It is a point of some importance for understanding the relation between the mode of formation of the alimentary canal in the Frog and other vertebrates to notice that on the ventral surface the cells which are to form the epithelium of the alimentary canal become distinguished as such very much later than do those to form its dorsal epithelium, and are derived not from the involuted cells but from the primitive large yolk-cells. It is indeed probable that only a very small portion of epithelium of the ventral wall of the mid-gut is in the end derived from these larger yolk-cells. The remainder of the yolk-cells (C III, and C II, yk) form the yolk mass and do not become directly formed into the tissues of the animal.

In the last stage I have represented for the frog, C III , there are several features to be noticed.

The direct connection at their hind-ends between the cavities of the neural and alimentary canals is the most important of these. This is a result of the previous continuity of the epiblast and hypoblast at the point x, and is a feature almost certainly found in Amphioxus, but which I will speak of more fully in my account of the Selachian's development. The opening of the blastopore called the anus of Rusconi is now quite narrowed, it does not become the anus of the adult.

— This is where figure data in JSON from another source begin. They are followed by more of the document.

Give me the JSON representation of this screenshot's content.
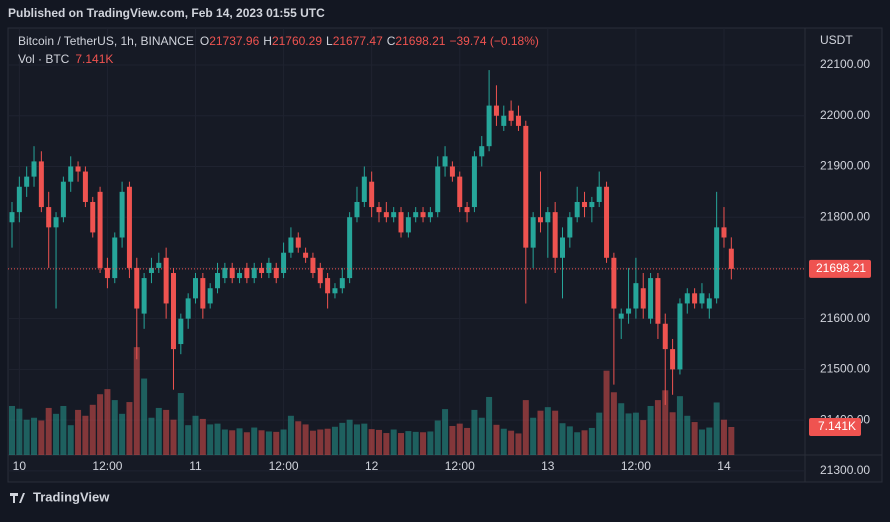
{
  "header": {
    "published": "Published on TradingView.com, Feb 14, 2023 01:55 UTC",
    "brand": "TradingView"
  },
  "chart_data": {
    "type": "candlestick",
    "symbol": "Bitcoin / TetherUS, 1h, BINANCE",
    "ohlc_labels": [
      "O",
      "H",
      "L",
      "C"
    ],
    "change": {
      "value": -39.74,
      "label": "−39.74 (−0.18%)"
    },
    "currency": "USDT",
    "volume_title": "Vol · BTC",
    "volume_label": "7.141K",
    "up_color": "#26a69a",
    "down_color": "#ef5350",
    "grid": true,
    "ylim": [
      21282,
      22169
    ],
    "yticks": [
      {
        "value": 21300,
        "label": "21300.00"
      },
      {
        "value": 21400,
        "label": "21400.00"
      },
      {
        "value": 21500,
        "label": "21500.00"
      },
      {
        "value": 21600,
        "label": "21600.00"
      },
      {
        "value": 21700,
        "label": "21700.00"
      },
      {
        "value": 21800,
        "label": "21800.00"
      },
      {
        "value": 21900,
        "label": "21900.00"
      },
      {
        "value": 22000,
        "label": "22000.00"
      },
      {
        "value": 22100,
        "label": "22100.00"
      }
    ],
    "xticks": [
      {
        "value": 1,
        "label": "10"
      },
      {
        "value": 13,
        "label": "12:00"
      },
      {
        "value": 25,
        "label": "11"
      },
      {
        "value": 37,
        "label": "12:00"
      },
      {
        "value": 49,
        "label": "12"
      },
      {
        "value": 61,
        "label": "12:00"
      },
      {
        "value": 73,
        "label": "13"
      },
      {
        "value": 85,
        "label": "12:00"
      },
      {
        "value": 97,
        "label": "14"
      }
    ],
    "candles": [
      [
        21790,
        21830,
        21740,
        21810
      ],
      [
        21810,
        21880,
        21790,
        21860
      ],
      [
        21860,
        21900,
        21840,
        21880
      ],
      [
        21880,
        21940,
        21860,
        21910
      ],
      [
        21910,
        21930,
        21810,
        21820
      ],
      [
        21820,
        21850,
        21700,
        21780
      ],
      [
        21780,
        21810,
        21620,
        21800
      ],
      [
        21800,
        21880,
        21790,
        21870
      ],
      [
        21870,
        21920,
        21850,
        21900
      ],
      [
        21900,
        21910,
        21870,
        21890
      ],
      [
        21890,
        21900,
        21820,
        21830
      ],
      [
        21830,
        21840,
        21760,
        21770
      ],
      [
        21850,
        21860,
        21690,
        21700
      ],
      [
        21700,
        21720,
        21660,
        21680
      ],
      [
        21680,
        21770,
        21670,
        21760
      ],
      [
        21760,
        21870,
        21740,
        21850
      ],
      [
        21860,
        21870,
        21680,
        21700
      ],
      [
        21700,
        21720,
        21520,
        21620
      ],
      [
        21610,
        21690,
        21580,
        21680
      ],
      [
        21690,
        21720,
        21670,
        21700
      ],
      [
        21700,
        21730,
        21690,
        21710
      ],
      [
        21720,
        21740,
        21600,
        21630
      ],
      [
        21690,
        21700,
        21460,
        21540
      ],
      [
        21550,
        21610,
        21530,
        21600
      ],
      [
        21600,
        21650,
        21580,
        21640
      ],
      [
        21640,
        21690,
        21630,
        21680
      ],
      [
        21680,
        21690,
        21600,
        21620
      ],
      [
        21630,
        21670,
        21620,
        21660
      ],
      [
        21660,
        21710,
        21650,
        21690
      ],
      [
        21680,
        21710,
        21670,
        21700
      ],
      [
        21700,
        21710,
        21670,
        21680
      ],
      [
        21680,
        21700,
        21670,
        21690
      ],
      [
        21700,
        21710,
        21670,
        21680
      ],
      [
        21680,
        21710,
        21670,
        21700
      ],
      [
        21700,
        21710,
        21680,
        21690
      ],
      [
        21690,
        21720,
        21680,
        21710
      ],
      [
        21700,
        21710,
        21670,
        21680
      ],
      [
        21690,
        21750,
        21680,
        21730
      ],
      [
        21730,
        21780,
        21720,
        21760
      ],
      [
        21760,
        21770,
        21730,
        21740
      ],
      [
        21730,
        21740,
        21710,
        21720
      ],
      [
        21720,
        21730,
        21680,
        21690
      ],
      [
        21700,
        21710,
        21660,
        21670
      ],
      [
        21680,
        21690,
        21620,
        21650
      ],
      [
        21650,
        21670,
        21640,
        21660
      ],
      [
        21660,
        21700,
        21650,
        21680
      ],
      [
        21680,
        21810,
        21670,
        21800
      ],
      [
        21800,
        21860,
        21790,
        21830
      ],
      [
        21830,
        21900,
        21820,
        21880
      ],
      [
        21870,
        21890,
        21800,
        21820
      ],
      [
        21820,
        21830,
        21790,
        21810
      ],
      [
        21810,
        21830,
        21790,
        21800
      ],
      [
        21800,
        21820,
        21790,
        21810
      ],
      [
        21810,
        21820,
        21760,
        21770
      ],
      [
        21770,
        21810,
        21760,
        21800
      ],
      [
        21800,
        21820,
        21790,
        21810
      ],
      [
        21810,
        21820,
        21790,
        21800
      ],
      [
        21800,
        21820,
        21790,
        21810
      ],
      [
        21810,
        21920,
        21800,
        21900
      ],
      [
        21900,
        21940,
        21880,
        21920
      ],
      [
        21900,
        21910,
        21870,
        21880
      ],
      [
        21880,
        21890,
        21810,
        21820
      ],
      [
        21820,
        21830,
        21790,
        21810
      ],
      [
        21820,
        21930,
        21810,
        21920
      ],
      [
        21920,
        21960,
        21900,
        21940
      ],
      [
        21940,
        22090,
        21930,
        22020
      ],
      [
        22020,
        22060,
        21980,
        22000
      ],
      [
        21980,
        22020,
        21970,
        22000
      ],
      [
        22010,
        22030,
        21980,
        21990
      ],
      [
        22000,
        22020,
        21970,
        21980
      ],
      [
        21980,
        21990,
        21630,
        21740
      ],
      [
        21740,
        21810,
        21700,
        21800
      ],
      [
        21800,
        21890,
        21770,
        21790
      ],
      [
        21790,
        21820,
        21720,
        21810
      ],
      [
        21810,
        21830,
        21690,
        21720
      ],
      [
        21720,
        21780,
        21640,
        21760
      ],
      [
        21760,
        21810,
        21740,
        21800
      ],
      [
        21800,
        21860,
        21790,
        21830
      ],
      [
        21830,
        21850,
        21800,
        21820
      ],
      [
        21820,
        21840,
        21790,
        21830
      ],
      [
        21830,
        21890,
        21820,
        21860
      ],
      [
        21860,
        21870,
        21710,
        21720
      ],
      [
        21720,
        21730,
        21470,
        21620
      ],
      [
        21600,
        21620,
        21560,
        21610
      ],
      [
        21610,
        21700,
        21590,
        21620
      ],
      [
        21620,
        21720,
        21600,
        21670
      ],
      [
        21660,
        21690,
        21600,
        21620
      ],
      [
        21600,
        21690,
        21590,
        21680
      ],
      [
        21680,
        21690,
        21560,
        21590
      ],
      [
        21590,
        21610,
        21430,
        21540
      ],
      [
        21540,
        21560,
        21450,
        21500
      ],
      [
        21500,
        21640,
        21490,
        21630
      ],
      [
        21630,
        21660,
        21610,
        21650
      ],
      [
        21650,
        21660,
        21620,
        21630
      ],
      [
        21630,
        21670,
        21620,
        21650
      ],
      [
        21620,
        21650,
        21600,
        21640
      ],
      [
        21640,
        21850,
        21630,
        21780
      ],
      [
        21780,
        21820,
        21740,
        21760
      ],
      [
        21737.96,
        21760.29,
        21677.47,
        21698.21
      ]
    ],
    "volumes": [
      12500,
      11800,
      9000,
      9500,
      8800,
      12000,
      10500,
      12500,
      7600,
      11500,
      10000,
      12800,
      15500,
      16800,
      14000,
      10500,
      13500,
      27500,
      19500,
      9500,
      12000,
      11500,
      9000,
      15800,
      7600,
      10000,
      9200,
      7800,
      8000,
      6500,
      6300,
      6800,
      5800,
      7000,
      6300,
      6000,
      5900,
      6500,
      10000,
      8600,
      7800,
      6200,
      6500,
      6700,
      7200,
      8200,
      9000,
      7800,
      8000,
      6600,
      6400,
      5600,
      6500,
      5600,
      6100,
      5900,
      5800,
      6000,
      8800,
      11700,
      7400,
      8000,
      6900,
      11500,
      9500,
      14800,
      7700,
      6700,
      6200,
      5500,
      14000,
      9500,
      11300,
      12200,
      11300,
      8100,
      7300,
      5800,
      6300,
      6900,
      10800,
      21500,
      16000,
      13200,
      10600,
      10800,
      8900,
      12500,
      14000,
      16500,
      10900,
      15000,
      10000,
      8400,
      6500,
      7000,
      13400,
      9000,
      7141
    ]
  }
}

It may be noticed that at the front end of the embryo the primitive dorsal epithelium of the alimentary canal is growing in such a way as to form the epithelium both of the dorsal and ventral surfaces of the fore-gut.

In spite of various features rendering the development of the Frog more difficult of comprehension than that of most other vertebrates, it is easy to see that the step between it and Amphioxus is not a very great one, and will very likely be bridged over at some future time, when our knowledge of the development of other forms becomes greater.

From the Frog to the Selachian is a considerable step, but I have again hypothetically sketched a type intermediate between them whose development agrees in some important points with that of Pelobates fuscus as described by Bambeke. The points of agreement, though not obvious at first sight, I shall point out in the course of my description.

The first stage (D I), at the close of segmentation, deserves careful attention. The segmentation cavity by the increase of the food yolk is very much diminished in size, and, what is still more important, has as it were sunk down so as to be completely within the lower layer cells. The roof of the segmentation cavity is thus formed of epiblast and lower layer cells, a feature which Bambeke finds in Pelobates fuscus and which is certainly found in the Selachians. In the Frog we found that the segmentation cavity began to be encroached on by the lower layer cells, and from this it is only a small step to find these cells creeping still further up and forming the roof of the cavity. In the lower layer cells themselves we find an important new feature, viz. that during segmentation they become divided in two distinct parts—one of these where the segments owing to the presence of much food yolk are very large, and the other where the segments are much smaller.

The separation between these two is rather sharp. Even this separation was foreshadowed in the Frog's egg, in which a number of lower layer cells were much smaller and more active at the two sides of the segmentation cavity than elsewhere. The segmentation cavity at first lies completely within the region of the small spheres. The larger cells serve almost entirely as food yolk. The epiblast, as is normal with vertebrates, consists of a single layer of columnar cells.

In the next stage (D II) the formation of the alimentary canal (al) has commenced, but it is to be observed that there is in this case no true involution.

As an accompaniment to the encroachment upon the segmentation cavity, which was a feature of the last stage, the cells to form the walls of the alimentary canal have come to occupy their final position during segmentation and without the intermediation of an involution, and traces only of the involution, are to be found in (1) a split in the lower layer cells which passes along the line separating the small and the large lower layer cells; and (2) in the epiblast becoming continuous with the hypoblast on the dorsal side of the mouth of this split. It is even possible that at this point a few cells (though certainly only a very small number) of those marked blue in D I become involuted. This point in this, as in all other cases, is the tail end of the embryo. The other features of this stage are as follows:—(1) The segmentation cavity has become smaller and less conspicuous than it was. (2) The epiblast cells have begun to grow round the yolk even in a more conspicuous manner than they did in the Frog, and are accompanied by a layer of mesoblast cells which again becomes thickened at its edge. The mesoblast cells in the region of the body are formed in the same way as before, viz. by the separation of a layer to form the epithelium of the alimentary canal, the other cells remaining as mesoblast; and as in the Frog, or in a more conspicuous manner, we find that the dorsal surface only of the alimentary cavity has a wall formed of a distinct layer of cells, but on the ventral side the cavity is at first closed in by the large spheres of the yolk only. The formation of the alimentary canal by a split and not by an involution is exactly what Bambeke finds in Pelobates.

The next stage, D III, is about an equivalent age to C III in the Frog. It exhibits the same connection between the neural and the alimentary canals as was found there.